RDD.foreach()和RDD.map()之间的区别 [英] Difference between RDD.foreach() and RDD.map()
问题描述
我正在用Python学习Spark,想知道有人能解释操作foreach()
和转换map()
之间的区别吗?
I am learning Spark in Python and wondering can anyone explain the difference between the action foreach()
and transformation map()
?
rdd.map()
返回一个新的RDD,就像Python中的原始map函数一样.但是,我想查看rdd.foreach()
函数并了解它们之间的区别.谢谢!
rdd.map()
returns a new RDD, like the original map function in Python. However, I want to see a rdd.foreach()
function and understand the differences.
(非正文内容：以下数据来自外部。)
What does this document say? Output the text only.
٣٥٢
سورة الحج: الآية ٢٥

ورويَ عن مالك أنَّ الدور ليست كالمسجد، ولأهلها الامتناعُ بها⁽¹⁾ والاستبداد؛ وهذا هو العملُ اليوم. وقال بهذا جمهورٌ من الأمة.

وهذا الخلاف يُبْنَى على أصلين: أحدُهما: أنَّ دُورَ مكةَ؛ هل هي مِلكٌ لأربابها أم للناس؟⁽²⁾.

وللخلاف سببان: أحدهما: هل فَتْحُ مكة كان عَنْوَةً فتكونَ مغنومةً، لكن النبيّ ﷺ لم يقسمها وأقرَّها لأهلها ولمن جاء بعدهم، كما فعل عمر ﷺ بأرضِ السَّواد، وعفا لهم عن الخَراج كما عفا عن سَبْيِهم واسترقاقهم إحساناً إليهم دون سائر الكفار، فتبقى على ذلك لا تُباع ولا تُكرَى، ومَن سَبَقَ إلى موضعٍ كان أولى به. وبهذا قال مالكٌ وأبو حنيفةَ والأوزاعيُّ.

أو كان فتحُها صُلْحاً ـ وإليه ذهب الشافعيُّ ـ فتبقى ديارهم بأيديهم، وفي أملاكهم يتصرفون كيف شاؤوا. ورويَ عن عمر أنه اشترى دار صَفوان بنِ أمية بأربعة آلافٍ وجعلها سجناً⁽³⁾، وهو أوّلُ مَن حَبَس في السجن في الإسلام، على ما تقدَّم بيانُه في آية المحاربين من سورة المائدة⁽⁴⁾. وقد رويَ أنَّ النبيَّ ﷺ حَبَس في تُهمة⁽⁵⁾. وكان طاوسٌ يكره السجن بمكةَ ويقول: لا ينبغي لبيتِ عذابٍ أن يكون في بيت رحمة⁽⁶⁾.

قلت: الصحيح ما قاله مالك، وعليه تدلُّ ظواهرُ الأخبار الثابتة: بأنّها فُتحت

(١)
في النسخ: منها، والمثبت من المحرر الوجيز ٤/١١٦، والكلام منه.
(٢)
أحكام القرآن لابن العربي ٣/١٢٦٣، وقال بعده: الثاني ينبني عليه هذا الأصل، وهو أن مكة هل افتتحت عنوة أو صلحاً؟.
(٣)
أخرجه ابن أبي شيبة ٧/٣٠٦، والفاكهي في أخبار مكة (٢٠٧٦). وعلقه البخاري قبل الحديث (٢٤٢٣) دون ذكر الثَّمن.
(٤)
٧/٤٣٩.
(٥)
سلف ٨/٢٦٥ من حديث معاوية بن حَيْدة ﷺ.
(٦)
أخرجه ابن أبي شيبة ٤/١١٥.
Thanks!
推荐答案
一个非常简单的示例是rdd.foreach(print)
,它将打印RDD中每一行的值,但不以任何方式修改RDD.
A very simple example would be rdd.foreach(print)
which would print the value of each row in the RDD but not modify the RDD in any way.
例如,这将产生一个RDD,其编号为1-10:
For example, this produces an RDD with the numbers 1 - 10:
>>> rdd = sc.parallelize(xrange(0, 10)).map(lambda x: x + 1)
>>> rdd.take(10)
[1, 2, 3, 4, 5, 6, 7, 8, 9, 10]
map
调用为每行计算了一个新值,并返回了该值,以便获得新的RDD.但是,如果我使用foreach
,那将毫无用处,因为foreach
不会以任何方式修改rdd:
The map
call computed a new value for each row and it returned it so that I get a new RDD. However, if I used foreach
that would be useless because foreach
doesn't modify the rdd in any way:
>>> rdd = sc.parallelize(range(0, 10)).foreach(lambda x: x + 1)
>>> type(rdd)
<class 'NoneType'>
相反,在像print
这样返回None
的函数上调用map
并不是很有用:
Conversely, calling map
on a function that returns None
like print
isn't very useful:
>>> rdd = sc.parallelize(range(0, 10)).map(print)
>>> rdd.take(10)
0
1
2
3
4
5
6
7
8
9
[None, None, None, None, None, None, None, None, None, None]
print
调用返回None
,因此映射只给您一堆None
值,而您不想要这些值,也不想保存它们,因此返回它们是浪费的. (请注意,带有1
,2
等的行是正在执行的print
,直到您调用take
时它们才会显示,因为RDD是延迟执行的.但是,内容只是一堆None
.
The print
call returns None
so mapping that just gives you a bunch of None
values and you didn't want those values and you didn't want to save them so returning them is a waste. (Note the lines with 1
, 2
, etc. are the print
being executed and they don't show up until you call take
since the RDD is executed lazily. However the contents of the RDD are just a bunch of None
.
更简单地说,如果您关心函数的返回值,请调用map
.否则,请致电foreach
.
More simply, call map
if you care about the return value of the function. Call foreach
if you don't.
这篇关于RDD.foreach()和RDD.map()之间的区别的文章就介绍到这了,希望我们推荐的答案对大家有所帮助,也希望大家多多支持IT屋!